Correlation coefficient (Pearson’s r) standardizes the covariance to provide a dimensionless measure of the linear relationship between two variables. It ranges from -1 to 1, where -1 is a perfect negative linear relationship, 1 is a perfect positive linear relationship and 0 is no linear relationship.
What are common continous distributions? - Uniform distribution
A continuous uniform distribution describes a random variable X that takes values in a specified interval [a,b], where all outcomes within the interval are equally likely. It is characterized by a constant probability density over the range [a,b]
* Parameter(s): a: the lower bound of the interval, b: the upper bound of the interval.
* Conditions: a<b and X takes values in [a,b].
* The uniform distribution can also be applied to discrete variables
What are common continous distributions? - Normal distribution
A normal distribution describes a random variable X that can take any value on the real number line (−∞<X<∞). The probability of X is highest near the mean μ, and decreases symmetrically as values move further away from 𝜇. It is characterized by a bell-shaped curve that is fully determined by its mean 𝜇 and standard deviation 𝜎. It is often denoted N(μ,σ^2 )
* Parameter(s): μ is the mean, which defines the center of the distribution and σ is the standard deviation, which defines the spread of the distribution.
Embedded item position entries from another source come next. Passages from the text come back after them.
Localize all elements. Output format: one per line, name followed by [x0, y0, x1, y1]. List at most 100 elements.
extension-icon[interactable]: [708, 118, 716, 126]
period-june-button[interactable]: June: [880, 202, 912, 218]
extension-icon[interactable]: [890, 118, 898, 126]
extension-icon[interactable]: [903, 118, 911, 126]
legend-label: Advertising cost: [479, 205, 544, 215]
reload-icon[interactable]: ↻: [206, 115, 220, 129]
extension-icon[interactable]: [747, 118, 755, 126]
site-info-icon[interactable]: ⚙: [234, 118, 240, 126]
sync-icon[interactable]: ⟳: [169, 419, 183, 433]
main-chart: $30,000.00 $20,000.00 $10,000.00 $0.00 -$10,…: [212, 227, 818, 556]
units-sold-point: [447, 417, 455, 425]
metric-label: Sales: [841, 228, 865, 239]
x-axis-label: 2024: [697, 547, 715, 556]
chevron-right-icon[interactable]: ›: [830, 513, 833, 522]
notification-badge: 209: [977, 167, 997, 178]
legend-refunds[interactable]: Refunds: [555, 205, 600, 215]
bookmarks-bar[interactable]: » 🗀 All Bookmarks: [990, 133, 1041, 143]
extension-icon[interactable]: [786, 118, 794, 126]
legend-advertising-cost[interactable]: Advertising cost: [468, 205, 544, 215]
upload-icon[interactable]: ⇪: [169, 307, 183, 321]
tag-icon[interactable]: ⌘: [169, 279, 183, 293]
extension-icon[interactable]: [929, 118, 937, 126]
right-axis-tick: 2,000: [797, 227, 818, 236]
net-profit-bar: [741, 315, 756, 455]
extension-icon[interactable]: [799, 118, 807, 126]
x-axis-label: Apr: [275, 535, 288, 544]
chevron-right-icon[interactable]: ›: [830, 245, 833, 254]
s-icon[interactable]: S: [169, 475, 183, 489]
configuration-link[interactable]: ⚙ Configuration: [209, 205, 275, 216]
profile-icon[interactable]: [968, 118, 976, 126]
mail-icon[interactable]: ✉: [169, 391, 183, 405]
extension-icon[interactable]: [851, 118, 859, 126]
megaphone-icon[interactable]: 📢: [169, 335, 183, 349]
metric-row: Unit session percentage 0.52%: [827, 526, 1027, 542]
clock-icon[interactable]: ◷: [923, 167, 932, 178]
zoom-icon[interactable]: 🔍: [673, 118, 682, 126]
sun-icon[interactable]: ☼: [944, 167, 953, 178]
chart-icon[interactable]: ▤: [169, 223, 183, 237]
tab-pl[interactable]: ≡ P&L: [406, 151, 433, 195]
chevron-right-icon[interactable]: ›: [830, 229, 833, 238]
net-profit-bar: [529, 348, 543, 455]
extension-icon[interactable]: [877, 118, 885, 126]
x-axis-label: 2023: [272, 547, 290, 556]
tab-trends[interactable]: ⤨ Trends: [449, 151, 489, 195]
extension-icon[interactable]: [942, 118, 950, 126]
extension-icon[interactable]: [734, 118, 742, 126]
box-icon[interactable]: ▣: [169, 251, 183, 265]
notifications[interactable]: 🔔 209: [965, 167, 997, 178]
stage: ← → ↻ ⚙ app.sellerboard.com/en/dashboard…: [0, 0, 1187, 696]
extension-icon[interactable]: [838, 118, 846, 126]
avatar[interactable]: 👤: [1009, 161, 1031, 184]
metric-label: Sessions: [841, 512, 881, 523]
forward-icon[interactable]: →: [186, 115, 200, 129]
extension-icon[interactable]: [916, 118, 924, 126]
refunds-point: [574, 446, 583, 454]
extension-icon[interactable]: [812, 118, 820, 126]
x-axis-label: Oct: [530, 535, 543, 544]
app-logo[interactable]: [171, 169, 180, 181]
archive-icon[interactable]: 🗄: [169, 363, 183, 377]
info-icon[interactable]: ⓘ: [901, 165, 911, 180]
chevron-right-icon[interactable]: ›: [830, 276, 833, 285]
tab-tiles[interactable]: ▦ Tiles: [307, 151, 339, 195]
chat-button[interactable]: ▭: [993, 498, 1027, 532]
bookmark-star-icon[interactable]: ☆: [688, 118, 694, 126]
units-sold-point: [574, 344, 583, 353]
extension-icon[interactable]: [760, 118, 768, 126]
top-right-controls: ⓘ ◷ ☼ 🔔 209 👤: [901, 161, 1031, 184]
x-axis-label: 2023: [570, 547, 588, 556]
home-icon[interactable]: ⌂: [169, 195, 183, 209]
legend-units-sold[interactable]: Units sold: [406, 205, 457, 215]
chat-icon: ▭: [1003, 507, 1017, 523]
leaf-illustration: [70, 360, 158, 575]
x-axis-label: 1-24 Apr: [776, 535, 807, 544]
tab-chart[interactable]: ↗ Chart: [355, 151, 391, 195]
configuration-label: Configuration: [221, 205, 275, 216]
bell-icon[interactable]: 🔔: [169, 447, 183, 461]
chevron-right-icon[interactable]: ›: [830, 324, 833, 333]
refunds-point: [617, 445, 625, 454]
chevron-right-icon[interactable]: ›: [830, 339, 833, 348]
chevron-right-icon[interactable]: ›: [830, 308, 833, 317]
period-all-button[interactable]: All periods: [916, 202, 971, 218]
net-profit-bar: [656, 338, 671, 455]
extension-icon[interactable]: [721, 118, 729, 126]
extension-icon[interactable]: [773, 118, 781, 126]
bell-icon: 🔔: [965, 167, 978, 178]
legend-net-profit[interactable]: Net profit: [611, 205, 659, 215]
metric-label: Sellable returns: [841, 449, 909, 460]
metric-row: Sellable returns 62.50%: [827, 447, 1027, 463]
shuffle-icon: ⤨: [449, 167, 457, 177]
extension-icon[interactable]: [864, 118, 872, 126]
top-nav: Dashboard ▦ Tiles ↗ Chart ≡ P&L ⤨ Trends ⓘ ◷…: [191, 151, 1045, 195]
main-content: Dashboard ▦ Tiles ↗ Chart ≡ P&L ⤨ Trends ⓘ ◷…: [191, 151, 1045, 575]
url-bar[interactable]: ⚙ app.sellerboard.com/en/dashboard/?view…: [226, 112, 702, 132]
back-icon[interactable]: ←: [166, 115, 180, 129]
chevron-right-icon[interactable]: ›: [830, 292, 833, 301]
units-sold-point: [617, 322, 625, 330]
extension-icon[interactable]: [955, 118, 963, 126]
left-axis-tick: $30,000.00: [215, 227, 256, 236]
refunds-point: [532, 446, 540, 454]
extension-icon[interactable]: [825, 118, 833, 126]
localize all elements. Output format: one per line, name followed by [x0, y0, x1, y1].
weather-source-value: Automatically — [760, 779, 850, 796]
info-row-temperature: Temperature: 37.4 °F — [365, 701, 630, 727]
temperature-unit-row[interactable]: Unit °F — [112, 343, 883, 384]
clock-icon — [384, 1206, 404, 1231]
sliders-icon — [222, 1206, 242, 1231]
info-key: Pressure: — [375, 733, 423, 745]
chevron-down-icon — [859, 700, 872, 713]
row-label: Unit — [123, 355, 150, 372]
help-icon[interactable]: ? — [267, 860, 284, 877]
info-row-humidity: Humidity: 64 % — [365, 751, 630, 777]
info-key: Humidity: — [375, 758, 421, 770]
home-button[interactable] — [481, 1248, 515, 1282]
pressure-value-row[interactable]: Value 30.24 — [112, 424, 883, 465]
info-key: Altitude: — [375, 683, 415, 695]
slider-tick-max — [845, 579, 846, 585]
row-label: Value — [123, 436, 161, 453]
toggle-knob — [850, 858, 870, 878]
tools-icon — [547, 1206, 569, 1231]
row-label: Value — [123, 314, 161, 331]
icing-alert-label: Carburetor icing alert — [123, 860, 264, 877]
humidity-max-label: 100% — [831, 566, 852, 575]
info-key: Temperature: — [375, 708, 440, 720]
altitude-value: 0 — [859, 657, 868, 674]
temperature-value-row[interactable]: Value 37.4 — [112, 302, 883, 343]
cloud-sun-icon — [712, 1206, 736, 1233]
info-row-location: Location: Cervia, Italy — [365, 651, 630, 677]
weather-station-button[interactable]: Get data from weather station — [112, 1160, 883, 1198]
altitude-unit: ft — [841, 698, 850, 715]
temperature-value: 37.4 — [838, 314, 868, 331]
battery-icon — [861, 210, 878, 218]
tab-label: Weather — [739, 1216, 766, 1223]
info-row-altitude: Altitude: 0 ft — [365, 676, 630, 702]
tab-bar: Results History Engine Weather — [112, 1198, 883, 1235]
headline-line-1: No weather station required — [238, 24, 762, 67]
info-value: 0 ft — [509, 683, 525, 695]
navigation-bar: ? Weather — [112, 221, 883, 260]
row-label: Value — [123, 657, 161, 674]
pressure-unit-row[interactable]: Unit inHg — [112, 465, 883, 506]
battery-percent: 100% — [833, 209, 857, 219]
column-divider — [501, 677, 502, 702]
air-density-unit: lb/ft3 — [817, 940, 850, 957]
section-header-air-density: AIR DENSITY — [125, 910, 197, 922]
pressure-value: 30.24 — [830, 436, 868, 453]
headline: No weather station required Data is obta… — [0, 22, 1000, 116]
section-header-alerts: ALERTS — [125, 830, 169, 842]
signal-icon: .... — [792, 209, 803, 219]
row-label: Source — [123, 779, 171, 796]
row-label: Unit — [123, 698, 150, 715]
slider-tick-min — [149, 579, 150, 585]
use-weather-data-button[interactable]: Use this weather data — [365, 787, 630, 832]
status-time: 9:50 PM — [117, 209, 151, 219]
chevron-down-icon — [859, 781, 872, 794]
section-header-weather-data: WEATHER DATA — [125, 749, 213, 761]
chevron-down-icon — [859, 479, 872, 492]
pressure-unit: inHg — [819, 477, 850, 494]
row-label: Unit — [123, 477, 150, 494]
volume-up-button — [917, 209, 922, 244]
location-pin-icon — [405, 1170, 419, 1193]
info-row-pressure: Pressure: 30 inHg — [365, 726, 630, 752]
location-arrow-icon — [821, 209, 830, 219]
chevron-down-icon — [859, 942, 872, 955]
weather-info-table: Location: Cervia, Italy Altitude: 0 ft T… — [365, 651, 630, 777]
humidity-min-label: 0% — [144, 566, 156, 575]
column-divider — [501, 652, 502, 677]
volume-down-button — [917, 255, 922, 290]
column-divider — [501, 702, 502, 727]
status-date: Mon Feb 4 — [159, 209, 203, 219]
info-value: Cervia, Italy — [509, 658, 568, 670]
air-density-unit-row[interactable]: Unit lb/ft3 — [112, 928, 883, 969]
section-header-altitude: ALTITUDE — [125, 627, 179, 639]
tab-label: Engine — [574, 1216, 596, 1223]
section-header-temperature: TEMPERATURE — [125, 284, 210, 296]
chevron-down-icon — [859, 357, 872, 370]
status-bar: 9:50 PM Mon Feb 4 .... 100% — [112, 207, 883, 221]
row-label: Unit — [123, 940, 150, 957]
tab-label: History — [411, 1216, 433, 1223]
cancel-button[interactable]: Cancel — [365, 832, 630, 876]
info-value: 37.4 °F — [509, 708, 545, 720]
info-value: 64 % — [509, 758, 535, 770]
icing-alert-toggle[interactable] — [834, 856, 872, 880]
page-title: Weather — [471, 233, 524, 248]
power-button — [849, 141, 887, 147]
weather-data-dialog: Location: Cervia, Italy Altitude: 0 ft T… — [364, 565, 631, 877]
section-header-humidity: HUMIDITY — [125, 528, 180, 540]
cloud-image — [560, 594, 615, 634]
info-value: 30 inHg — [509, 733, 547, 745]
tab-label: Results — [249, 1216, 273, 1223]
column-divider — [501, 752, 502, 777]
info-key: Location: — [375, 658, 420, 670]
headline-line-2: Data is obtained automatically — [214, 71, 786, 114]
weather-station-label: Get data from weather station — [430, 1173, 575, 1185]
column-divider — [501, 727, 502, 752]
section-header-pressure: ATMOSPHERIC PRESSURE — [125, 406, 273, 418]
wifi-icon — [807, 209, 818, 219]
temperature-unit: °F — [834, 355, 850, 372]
* Conditions: X can take any real value (−∞<X<∞). The distribution is symmetric about the mean 𝜇.
The standard normal distribution is a special case of the normal distribution where: μ=0 and σ=1. It is often used in statistical calculations and denoted as N(0,1).
What are common continous distributions? - Logistic distribution
The logistic distribution describes a random variable X that can take any real value (−∞<𝑋<∞). Its probability is highest near the location parameter 𝜇, and it decreases symmetrically as values move further away, with heavier tails compared to the normal distribution. It is often used in modeling binary outcomes.
* Parameter(s): μ, location parameter, which defines the center of the distribution. σ, scale parameter, which defines the spread of the distribution.
* Conditions: X is a continuous random variable on
(−∞,∞). The distribution is symmetric about 𝜇.